Kita nantikan tulisan Anda. 

Minggu, 18 Agustus 2019

LinkedIn Pemicu Dusta dan Dosa?

Oleh : Bambang Haryanto 


Di media sosial lain, pesan foto di atas ini saya rasa ada benarnya. 

Ada rasa aneh, weird, saat saya kepingin atau harus memberi jempol untuk status saya sendiri. 
Apa Anda juga merasakan serupa? 

Tetapi di Linkedin saya beberapa kali membaca pesan dari para influencers dengan tips menggelitik. Yakni agar kita selalu memberi jempol untuk setiap status yang kita tulis. Juga untuk setiap menulis komentar yang kita berikan bagi status teman LinkedIn lainnya. 
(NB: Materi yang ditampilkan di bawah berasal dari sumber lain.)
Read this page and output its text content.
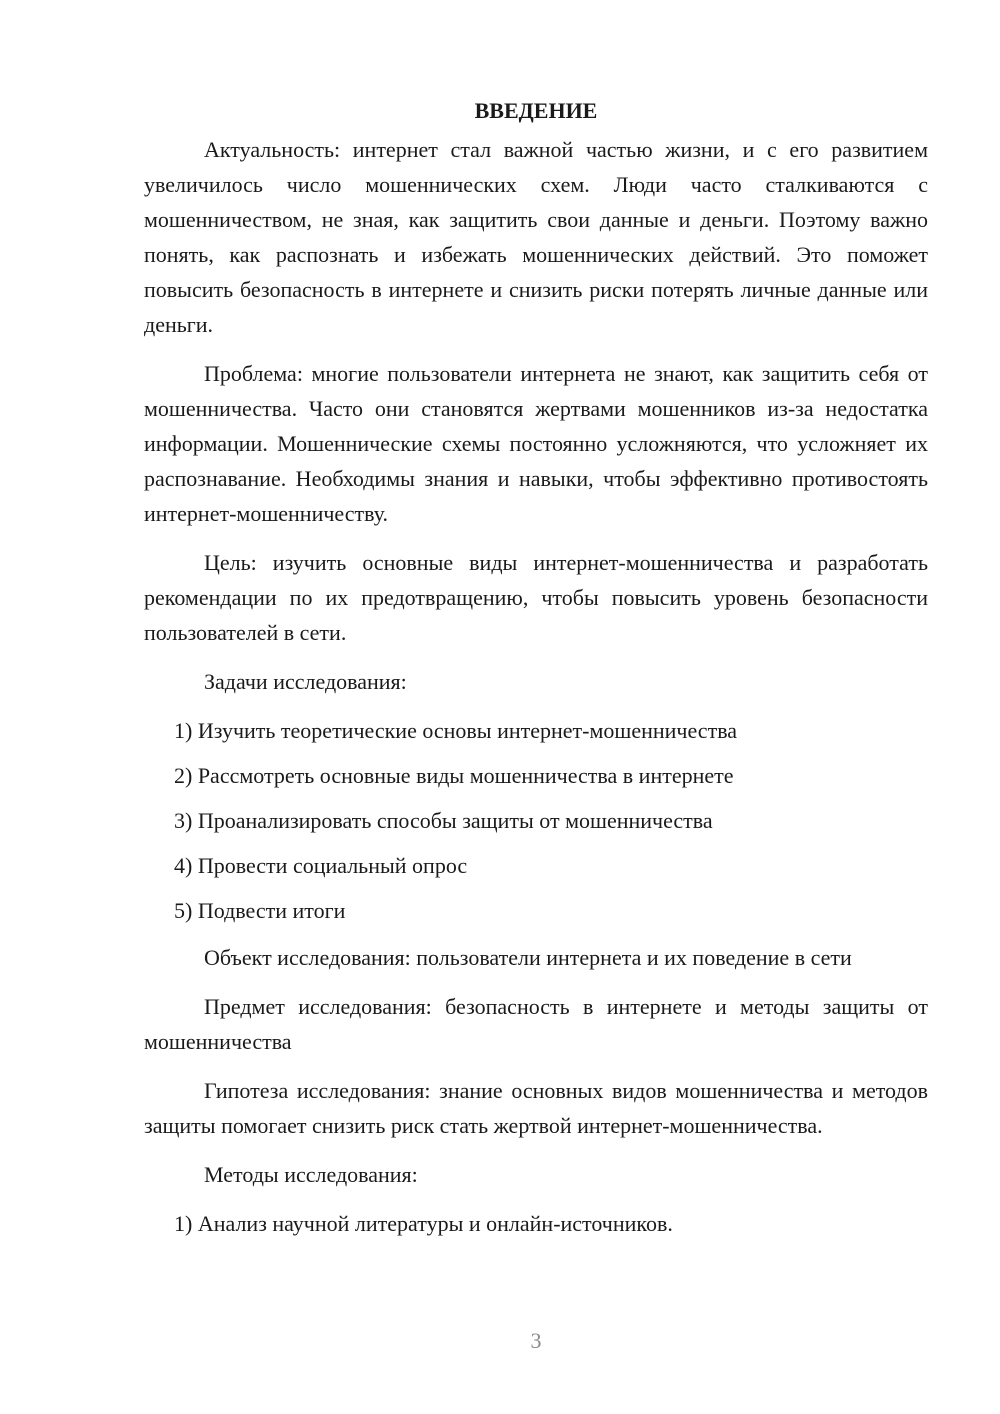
ВВЕДЕНИЕ

Актуальность: интернет стал важной частью жизни, и с его развитием увеличилось число мошеннических схем. Люди часто сталкиваются с мошенничеством, не зная, как защитить свои данные и деньги. Поэтому важно понять, как распознать и избежать мошеннических действий. Это поможет повысить безопасность в интернете и снизить риски потерять личные данные или деньги.

Проблема: многие пользователи интернета не знают, как защитить себя от мошенничества. Часто они становятся жертвами мошенников из-за недостатка информации. Мошеннические схемы постоянно усложняются, что усложняет их распознавание. Необходимы знания и навыки, чтобы эффективно противостоять интернет-мошенничеству.

Цель: изучить основные виды интернет-мошенничества и разработать рекомендации по их предотвращению, чтобы повысить уровень безопасности пользователей в сети.

Задачи исследования:

1) Изучить теоретические основы интернет-мошенничества
2) Рассмотреть основные виды мошенничества в интернете
3) Проанализировать способы защиты от мошенничества
4) Провести социальный опрос
5) Подвести итоги

Объект исследования: пользователи интернета и их поведение в сети

Предмет исследования: безопасность в интернете и методы защиты от мошенничества

Гипотеза исследования: знание основных видов мошенничества и методов защиты помогает снизить риск стать жертвой интернет-мошенничества.

Методы исследования:

1) Анализ научной литературы и онлайн-источников.
3
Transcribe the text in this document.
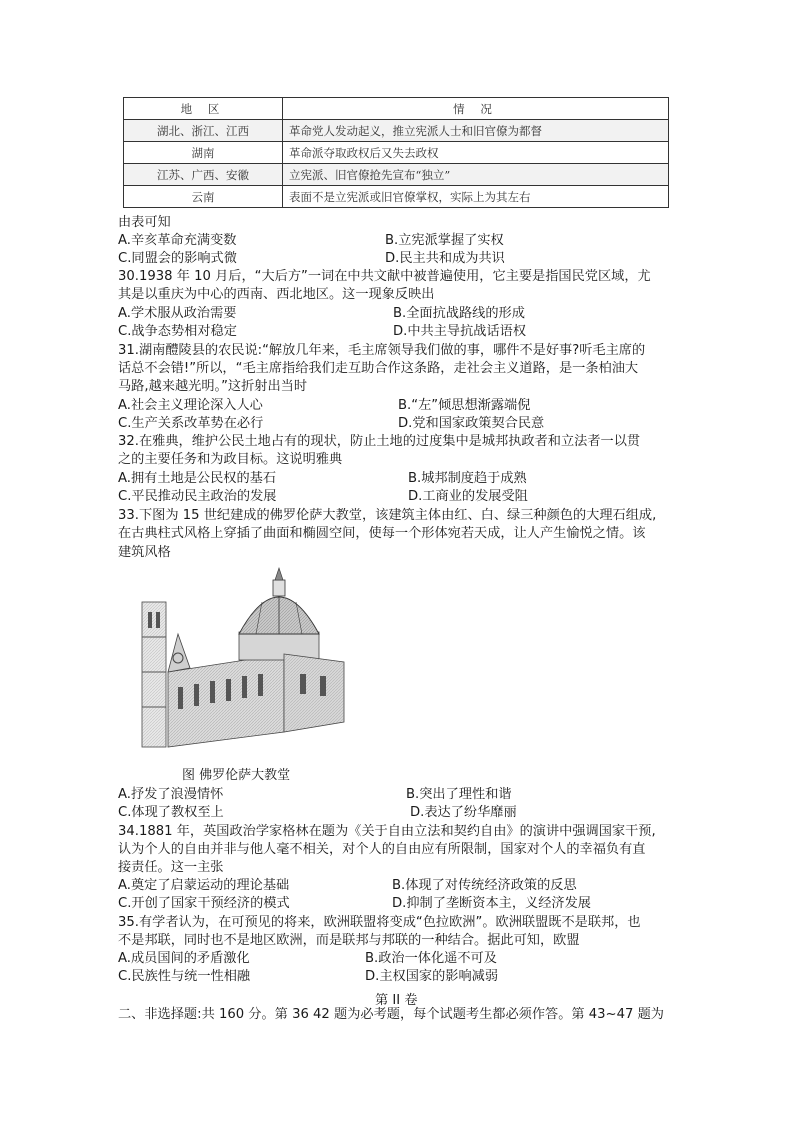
地 区	情 况
湖北、浙江、江西	革命党人发动起义，推立宪派人士和旧官僚为都督
湖南	革命派夺取政权后又失去政权
江苏、广西、安徽	立宪派、旧官僚抢先宣布“独立”
云南	表面不是立宪派或旧官僚掌权，实际上为其左右
由表可知
A.辛亥革命充满变数	B.立宪派掌握了实权
C.同盟会的影响式微	D.民主共和成为共识
30.1938 年 10 月后，“大后方”一词在中共文献中被普遍使用，它主要是指国民党区域，尤
其是以重庆为中心的西南、西北地区。这一现象反映出
A.学术服从政治需要	B.全面抗战路线的形成
C.战争态势相对稳定	D.中共主导抗战话语权
31.湖南醴陵县的农民说:“解放几年来，毛主席领导我们做的事，哪件不是好事?听毛主席的
话总不会错!”所以，“毛主席指给我们走互助合作这条路，走社会主义道路，是一条柏油大
马路,越来越光明。”这折射出当时
A.社会主义理论深入人心	B.“左”倾思想渐露端倪
C.生产关系改革势在必行	D.党和国家政策契合民意
32.在雅典，维护公民土地占有的现状，防止土地的过度集中是城邦执政者和立法者一以贯
之的主要任务和为政目标。这说明雅典
A.拥有土地是公民权的基石	B.城邦制度趋于成熟
C.平民推动民主政治的发展	D.工商业的发展受阻
33.下图为 15 世纪建成的佛罗伦萨大教堂，该建筑主体由红、白、绿三种颜色的大理石组成,
在古典柱式风格上穿插了曲面和椭圆空间，使每一个形体宛若天成，让人产生愉悦之情。该
建筑风格
图 佛罗伦萨大教堂
A.抒发了浪漫情怀	B.突出了理性和谐
C.体现了教权至上	D.表达了纷华靡丽
34.1881 年，英国政治学家格林在题为《关于自由立法和契约自由》的演讲中强调国家干预,
认为个人的自由并非与他人毫不相关，对个人的自由应有所限制，国家对个人的幸福负有直
接责任。这一主张
A.奠定了启蒙运动的理论基础	B.体现了对传统经济政策的反思
C.开创了国家干预经济的模式	D.抑制了垄断资本主，义经济发展
35.有学者认为，在可预见的将来，欧洲联盟将变成“色拉欧洲”。欧洲联盟既不是联邦，也
不是邦联，同时也不是地区欧洲，而是联邦与邦联的一种结合。据此可知，欧盟
A.成员国间的矛盾激化	B.政治一体化遥不可及
C.民族性与统一性相融	D.主权国家的影响减弱
第 II 卷
二、非选择题:共 160 分。第 36 42 题为必考题，每个试题考生都必须作答。第 43~47 题为
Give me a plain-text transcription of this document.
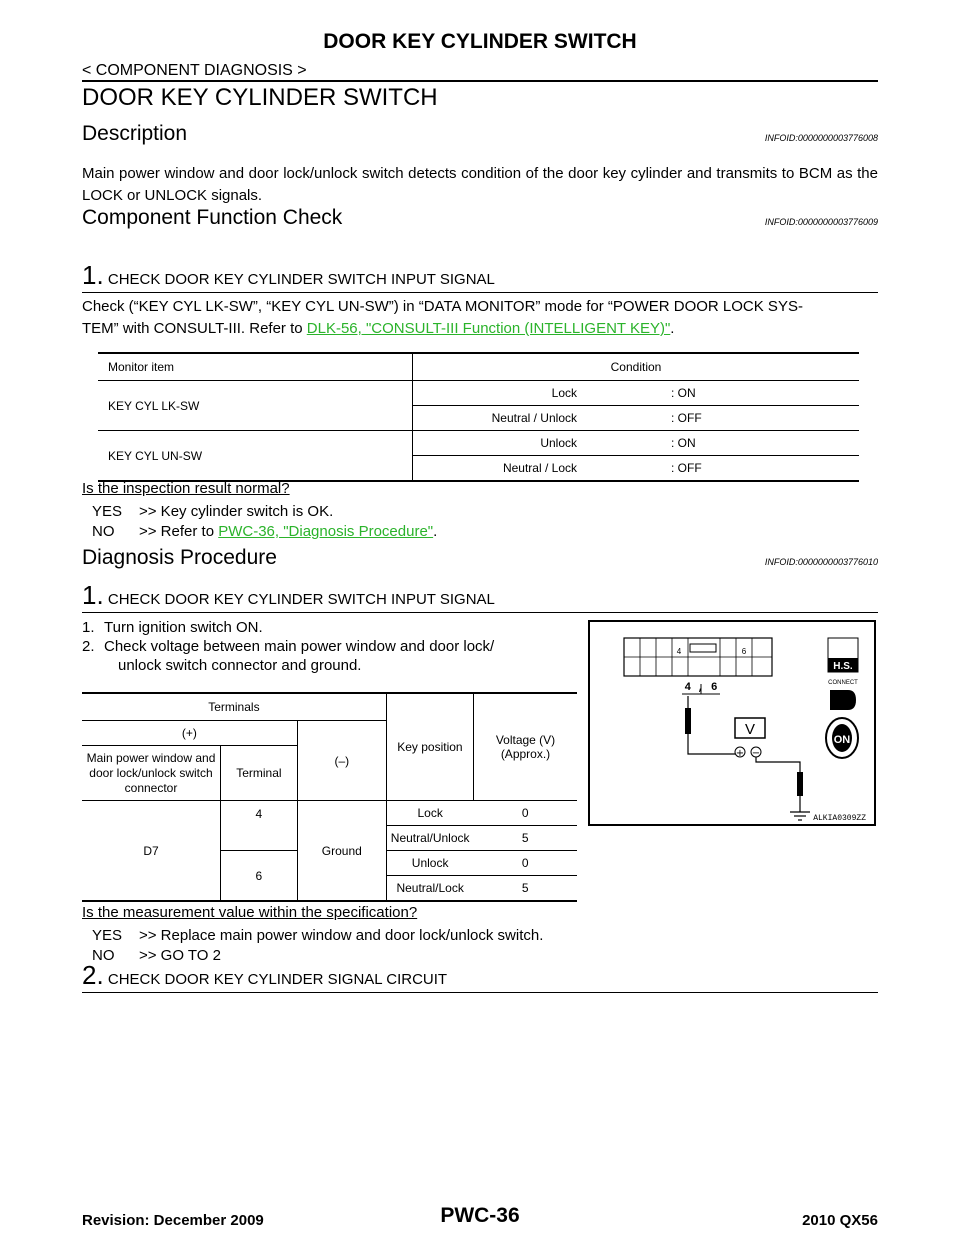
DOOR KEY CYLINDER SWITCH
< COMPONENT DIAGNOSIS >
DOOR KEY CYLINDER SWITCH
Description	INFOID:0000000003776008
Main power window and door lock/unlock switch detects condition of the door key cylinder and transmits to BCM as the LOCK or UNLOCK signals.
Component Function Check	INFOID:0000000003776009
1. CHECK DOOR KEY CYLINDER SWITCH INPUT SIGNAL
Check (“KEY CYL LK-SW”, “KEY CYL UN-SW”) in “DATA MONITOR” mode for “POWER DOOR LOCK SYS-
TEM” with CONSULT-III. Refer to DLK-56, "CONSULT-III Function (INTELLIGENT KEY)".
Monitor item	Condition	
KEY CYL LK-SW	Lock	: ON
	Neutral / Unlock	: OFF
KEY CYL UN-SW	Unlock	: ON
	Neutral / Lock	: OFF
Is the inspection result normal?
YES >> Key cylinder switch is OK.
NO >> Refer to PWC-36, "Diagnosis Procedure".
Diagnosis Procedure	INFOID:0000000003776010
1. CHECK DOOR KEY CYLINDER SWITCH INPUT SIGNAL
1. Turn ignition switch ON.
2. Check voltage between main power window and door lock/
unlock switch connector and ground.
Terminals			Key position	Voltage (V)
(Approx.)

(+)		(–)		
Main power window and door lock/unlock switch connector	Terminal			
D7	4	Ground	Lock	0
			Neutral/Unlock	5
	6		Unlock	0
			Neutral/Lock	5
4	6
4 , 6
V
+ −
H.S.
CONNECT
ON
ALKIA0309ZZ
Is the measurement value within the specification?
YES >> Replace main power window and door lock/unlock switch.
NO >> GO TO 2
2. CHECK DOOR KEY CYLINDER SIGNAL CIRCUIT
Revision: December 2009	PWC-36	2010 QX56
Usul yang benar-benar aneh. Tapi menurut mereka, aksi menjempolin status diri sendiri itu akan mampu membuat algoritma LinkedIn menyambutnya dengan sukacita. 

Mana yang benar? 

Namun  bagi saya, menulis status asli yang pesannya sesuai aspirasi diri, bukan semata kopas atau obral jempol sana-sini, adalah pilihan yang terbaik. 

Sesudahnya, biar sejarah yang menentukannya.

Kamis, 15 Agustus 2019

Apakah koneksi identik dengan kriminalitas?

Oleh : Bambang Haryanto 



The French Connection. 
The Sicilian Connection. 
Mafia Connection. 
Chinese Connection. 
The Salzburg Connection.

Itulah sekadar ilustrasi betapa dunia layar putih banyak film bergenre thriller yang memakai judul kata koneksi itu.

Apakah, antara lain, berkat pengaruh film-film itu sehingga sebagian kita mudah menilai bahwa aktivitas berkoneksi itu berkonotasi buruk? 

Berkoneksi sebagai tindak kejahatan. Aksi gelap di bawah meja. Kongkalikong. Perilaku nepotisme. Menggusur mereka-mereka yang jujur. Menutup pintu peluang bagi mereka yang berprestasi tetapi tidak memiliki koneksi. 

Padahal di sisi lain disebut bahwa formula meraih sukses berkarier itu terdiri dari goal, berkoneksi (networking, berjejaring) dan peran mentor. 

Menurut Anda, bagaimana Anda menentukan mana aksi berkoneksi yang berkonotasi sebagai tindak kriminalitas versus berkoneksi sebagai salah satu kunci penting sukses karier Anda? 

Terima kasih sudah bersedia berbagi.